Rosacée et prise en charge cosmétique, selon nous. Des avis divergents. Pour notre part, nous ne cautionnons pas la classification adoptée par Zoe Draelos en matière de nettoyage de la peau. Le savon, produit d’hygiène irritant, ne conviendra certainement pas à une personne atteinte de rosacée et ce quel que soit son type de peau. On préférera un syndet, un gel lavant doux, une eau micellaire (ne contenant pas d’ingrédients irritants), ou une eau thermale (eau possédant des propriétés adoucissantes). La peau nettoyée sera ensuite protégée à l’aide d’une crème-barrière. On rejettera les formules les plus occlusives, c’est-à-dire celles qui renferment des huiles végétales et/ou des dérivés de la chimie des pétroles. Des formules courtes, dont la liste des ingrédients aura été soigneusement étudiée, seront privilégiées. En ce qui concerne la protection solaire, celle-ci est, bien sûr, indispensable en cas d’exposition solaire. Cette lapalissade peut surprendre, mais doit être réaffirmée une fois de plus. Un produit hydratant que l’on utilise tous les jours ne doit pas comporter de filtres UV. En revanche, si l’on souhaite être protégé à un niveau élevé, il faut choisir un produit de protection solaire renfermant des mélanges de filtres utilisés à fort pourcentage. L’emploi du seul et unique oxyde de zinc ne procurera pas un niveau de protection élevé. On choisira une forme galénique légère qui sera bien tolérée par le patient. On sera vigilant quant à l’absence d’alcool dans les cosmétiques destinés à cette peau ultra-sensible. Enfin dans le cas des rosacées papulo-pustuleuses très affichantes, on conseillera le recours à un maquillage correcteur. Pour camoufler les lésions rouges, on pourra utiliser des produits contenant un colorant vert. Le vert étant la couleur complémentaire du rouge, les lésions érythémateuses apparaîtront atténuées. Le colorant vert peut être appliqué sur la peau à l’aide d’un crayon ou d’un stick (pour les petites lésions) ou bien à l’aide d’une poudre compacte ou d’une crème (lésions plus étendues).

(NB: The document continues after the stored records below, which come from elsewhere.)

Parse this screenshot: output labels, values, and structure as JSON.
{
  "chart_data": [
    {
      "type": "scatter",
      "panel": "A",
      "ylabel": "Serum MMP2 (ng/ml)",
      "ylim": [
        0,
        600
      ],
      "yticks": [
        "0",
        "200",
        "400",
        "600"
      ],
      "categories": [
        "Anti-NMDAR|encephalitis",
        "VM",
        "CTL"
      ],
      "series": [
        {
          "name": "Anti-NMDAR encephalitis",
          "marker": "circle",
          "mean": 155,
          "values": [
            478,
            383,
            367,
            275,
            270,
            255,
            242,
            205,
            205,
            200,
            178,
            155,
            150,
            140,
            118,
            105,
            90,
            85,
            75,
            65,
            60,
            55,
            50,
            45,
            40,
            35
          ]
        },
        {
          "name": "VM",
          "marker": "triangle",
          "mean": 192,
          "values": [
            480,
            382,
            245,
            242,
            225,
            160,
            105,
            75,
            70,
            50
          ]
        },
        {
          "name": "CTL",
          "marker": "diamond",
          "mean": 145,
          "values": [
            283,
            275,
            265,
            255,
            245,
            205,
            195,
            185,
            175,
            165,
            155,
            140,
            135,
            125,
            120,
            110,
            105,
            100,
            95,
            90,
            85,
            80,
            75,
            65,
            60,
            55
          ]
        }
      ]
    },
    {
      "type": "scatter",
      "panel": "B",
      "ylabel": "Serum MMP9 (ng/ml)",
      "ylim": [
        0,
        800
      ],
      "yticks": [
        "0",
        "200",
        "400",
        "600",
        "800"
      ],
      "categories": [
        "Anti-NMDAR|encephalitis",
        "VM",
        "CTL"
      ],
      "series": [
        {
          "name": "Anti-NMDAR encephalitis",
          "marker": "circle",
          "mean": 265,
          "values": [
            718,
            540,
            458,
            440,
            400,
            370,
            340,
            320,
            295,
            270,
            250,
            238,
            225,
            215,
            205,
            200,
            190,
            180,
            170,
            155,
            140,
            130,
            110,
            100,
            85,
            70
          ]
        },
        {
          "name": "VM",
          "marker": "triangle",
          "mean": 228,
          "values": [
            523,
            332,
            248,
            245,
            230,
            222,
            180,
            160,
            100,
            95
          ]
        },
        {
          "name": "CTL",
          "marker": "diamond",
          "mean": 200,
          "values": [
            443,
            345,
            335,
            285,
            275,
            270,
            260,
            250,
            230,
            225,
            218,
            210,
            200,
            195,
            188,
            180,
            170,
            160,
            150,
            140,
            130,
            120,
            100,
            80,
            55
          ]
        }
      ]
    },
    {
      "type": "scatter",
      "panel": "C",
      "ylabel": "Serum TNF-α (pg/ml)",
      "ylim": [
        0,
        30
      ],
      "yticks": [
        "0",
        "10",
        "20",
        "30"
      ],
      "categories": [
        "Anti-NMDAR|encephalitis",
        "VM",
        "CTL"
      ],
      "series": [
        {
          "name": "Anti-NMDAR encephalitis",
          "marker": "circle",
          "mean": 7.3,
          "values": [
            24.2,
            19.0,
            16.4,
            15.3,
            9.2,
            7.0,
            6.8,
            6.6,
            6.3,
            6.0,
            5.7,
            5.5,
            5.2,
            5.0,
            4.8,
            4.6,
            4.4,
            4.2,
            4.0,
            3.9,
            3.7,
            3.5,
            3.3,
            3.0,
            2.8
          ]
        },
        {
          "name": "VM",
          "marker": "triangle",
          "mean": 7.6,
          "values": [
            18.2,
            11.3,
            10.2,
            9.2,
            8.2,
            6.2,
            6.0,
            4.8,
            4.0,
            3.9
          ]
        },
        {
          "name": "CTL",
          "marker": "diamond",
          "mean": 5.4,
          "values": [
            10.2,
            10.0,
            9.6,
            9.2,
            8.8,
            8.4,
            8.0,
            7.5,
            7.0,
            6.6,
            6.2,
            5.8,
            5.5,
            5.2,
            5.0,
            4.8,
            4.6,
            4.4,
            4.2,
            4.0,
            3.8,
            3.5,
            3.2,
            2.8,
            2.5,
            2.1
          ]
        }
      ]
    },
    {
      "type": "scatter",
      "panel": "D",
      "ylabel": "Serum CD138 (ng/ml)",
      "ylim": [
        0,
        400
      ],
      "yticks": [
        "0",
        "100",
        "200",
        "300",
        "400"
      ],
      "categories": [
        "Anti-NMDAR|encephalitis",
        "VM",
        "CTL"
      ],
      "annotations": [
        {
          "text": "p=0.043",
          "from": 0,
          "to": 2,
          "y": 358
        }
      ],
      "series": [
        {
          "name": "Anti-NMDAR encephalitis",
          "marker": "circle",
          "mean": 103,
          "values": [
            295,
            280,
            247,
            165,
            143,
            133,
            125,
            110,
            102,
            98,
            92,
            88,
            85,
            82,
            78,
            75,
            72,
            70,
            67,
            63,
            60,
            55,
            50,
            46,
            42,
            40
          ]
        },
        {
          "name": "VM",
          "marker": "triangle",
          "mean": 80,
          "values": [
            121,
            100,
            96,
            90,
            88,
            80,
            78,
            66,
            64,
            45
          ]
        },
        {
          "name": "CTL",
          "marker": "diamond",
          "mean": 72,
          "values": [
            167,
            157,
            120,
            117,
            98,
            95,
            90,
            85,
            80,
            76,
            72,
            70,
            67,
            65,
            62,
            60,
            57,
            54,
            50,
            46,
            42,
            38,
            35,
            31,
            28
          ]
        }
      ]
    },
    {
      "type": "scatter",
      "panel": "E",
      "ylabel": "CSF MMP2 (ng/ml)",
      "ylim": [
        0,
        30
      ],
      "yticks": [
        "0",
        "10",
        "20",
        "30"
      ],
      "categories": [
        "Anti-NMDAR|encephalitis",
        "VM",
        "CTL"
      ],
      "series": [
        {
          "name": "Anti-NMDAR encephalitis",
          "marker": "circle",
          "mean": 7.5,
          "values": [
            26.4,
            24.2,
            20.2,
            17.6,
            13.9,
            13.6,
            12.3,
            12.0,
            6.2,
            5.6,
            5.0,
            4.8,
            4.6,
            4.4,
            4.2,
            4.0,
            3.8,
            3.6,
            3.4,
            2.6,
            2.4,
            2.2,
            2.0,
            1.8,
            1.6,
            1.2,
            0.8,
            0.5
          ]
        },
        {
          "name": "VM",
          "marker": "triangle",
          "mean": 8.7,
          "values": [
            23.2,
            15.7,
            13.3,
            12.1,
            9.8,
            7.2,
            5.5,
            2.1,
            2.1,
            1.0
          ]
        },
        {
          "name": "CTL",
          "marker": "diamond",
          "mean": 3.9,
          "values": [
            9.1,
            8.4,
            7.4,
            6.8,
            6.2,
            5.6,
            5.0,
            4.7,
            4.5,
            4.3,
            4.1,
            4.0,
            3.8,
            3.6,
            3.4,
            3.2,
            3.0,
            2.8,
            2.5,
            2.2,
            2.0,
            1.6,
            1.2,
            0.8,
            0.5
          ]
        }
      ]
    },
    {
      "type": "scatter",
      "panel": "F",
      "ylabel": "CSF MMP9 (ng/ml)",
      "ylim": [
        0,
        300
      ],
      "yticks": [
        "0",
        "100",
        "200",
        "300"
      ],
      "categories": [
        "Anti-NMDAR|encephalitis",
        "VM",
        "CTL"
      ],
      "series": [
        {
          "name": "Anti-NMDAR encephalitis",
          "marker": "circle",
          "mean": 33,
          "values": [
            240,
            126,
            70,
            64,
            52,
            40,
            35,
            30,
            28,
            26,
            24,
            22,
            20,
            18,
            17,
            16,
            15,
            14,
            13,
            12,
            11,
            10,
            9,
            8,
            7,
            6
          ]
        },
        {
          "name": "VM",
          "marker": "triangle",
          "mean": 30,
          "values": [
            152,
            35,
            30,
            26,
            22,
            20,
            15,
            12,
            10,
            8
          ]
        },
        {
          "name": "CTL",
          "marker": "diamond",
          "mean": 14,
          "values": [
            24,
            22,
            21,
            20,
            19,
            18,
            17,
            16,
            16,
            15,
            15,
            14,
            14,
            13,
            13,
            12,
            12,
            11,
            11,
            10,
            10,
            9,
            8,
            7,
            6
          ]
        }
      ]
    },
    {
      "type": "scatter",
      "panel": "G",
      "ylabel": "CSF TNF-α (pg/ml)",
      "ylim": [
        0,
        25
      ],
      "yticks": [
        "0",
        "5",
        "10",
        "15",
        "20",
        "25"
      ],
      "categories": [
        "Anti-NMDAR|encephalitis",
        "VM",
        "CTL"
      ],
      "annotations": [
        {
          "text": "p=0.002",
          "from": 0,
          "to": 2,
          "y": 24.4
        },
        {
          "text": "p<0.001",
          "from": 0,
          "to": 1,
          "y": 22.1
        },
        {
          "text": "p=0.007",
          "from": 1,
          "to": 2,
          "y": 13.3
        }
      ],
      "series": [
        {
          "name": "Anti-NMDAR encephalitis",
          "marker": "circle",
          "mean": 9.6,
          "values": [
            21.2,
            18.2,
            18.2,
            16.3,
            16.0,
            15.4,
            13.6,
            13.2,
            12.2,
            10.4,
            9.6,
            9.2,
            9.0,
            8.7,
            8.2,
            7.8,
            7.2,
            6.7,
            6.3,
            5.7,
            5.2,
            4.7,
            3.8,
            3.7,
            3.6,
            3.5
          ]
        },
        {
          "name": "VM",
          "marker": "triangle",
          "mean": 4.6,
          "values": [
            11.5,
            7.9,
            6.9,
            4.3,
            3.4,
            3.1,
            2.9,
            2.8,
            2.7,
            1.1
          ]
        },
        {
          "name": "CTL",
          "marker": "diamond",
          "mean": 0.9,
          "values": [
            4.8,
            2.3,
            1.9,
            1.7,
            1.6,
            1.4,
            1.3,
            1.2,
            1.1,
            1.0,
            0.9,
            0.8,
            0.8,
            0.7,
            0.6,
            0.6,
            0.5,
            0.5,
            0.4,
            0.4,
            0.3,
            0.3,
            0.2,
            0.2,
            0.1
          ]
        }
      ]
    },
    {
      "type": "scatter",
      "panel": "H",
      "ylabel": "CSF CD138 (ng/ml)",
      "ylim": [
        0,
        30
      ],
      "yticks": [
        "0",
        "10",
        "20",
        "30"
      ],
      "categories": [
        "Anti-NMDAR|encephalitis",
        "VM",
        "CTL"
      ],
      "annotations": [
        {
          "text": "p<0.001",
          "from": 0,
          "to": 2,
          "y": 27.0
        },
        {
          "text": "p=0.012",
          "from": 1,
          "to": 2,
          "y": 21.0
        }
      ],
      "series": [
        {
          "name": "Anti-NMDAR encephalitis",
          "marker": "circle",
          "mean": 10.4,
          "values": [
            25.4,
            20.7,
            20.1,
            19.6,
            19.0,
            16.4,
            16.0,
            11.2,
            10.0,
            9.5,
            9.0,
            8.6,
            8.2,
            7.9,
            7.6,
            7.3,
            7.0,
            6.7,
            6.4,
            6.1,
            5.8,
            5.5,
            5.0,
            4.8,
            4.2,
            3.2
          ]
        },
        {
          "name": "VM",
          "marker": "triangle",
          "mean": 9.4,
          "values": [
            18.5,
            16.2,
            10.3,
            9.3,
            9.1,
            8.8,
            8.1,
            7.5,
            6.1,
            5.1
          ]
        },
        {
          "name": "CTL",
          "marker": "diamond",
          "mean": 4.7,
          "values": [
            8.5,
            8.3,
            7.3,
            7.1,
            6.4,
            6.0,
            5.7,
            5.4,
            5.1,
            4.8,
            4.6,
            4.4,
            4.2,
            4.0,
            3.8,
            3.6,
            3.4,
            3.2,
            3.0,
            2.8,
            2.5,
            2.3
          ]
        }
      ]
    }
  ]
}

En résumé, la rosacée est une dermatose qui peut, selon le cas, passer quasiment inaperçue ou bien au contraire être extrêmement invalidante. Sans jamais se substituer au traitement médicamenteux, le cosmétique aura pour mission de faciliter la vie quotidienne des patients lors des gestes d’hygiène, d’hydratation ou de maquillage.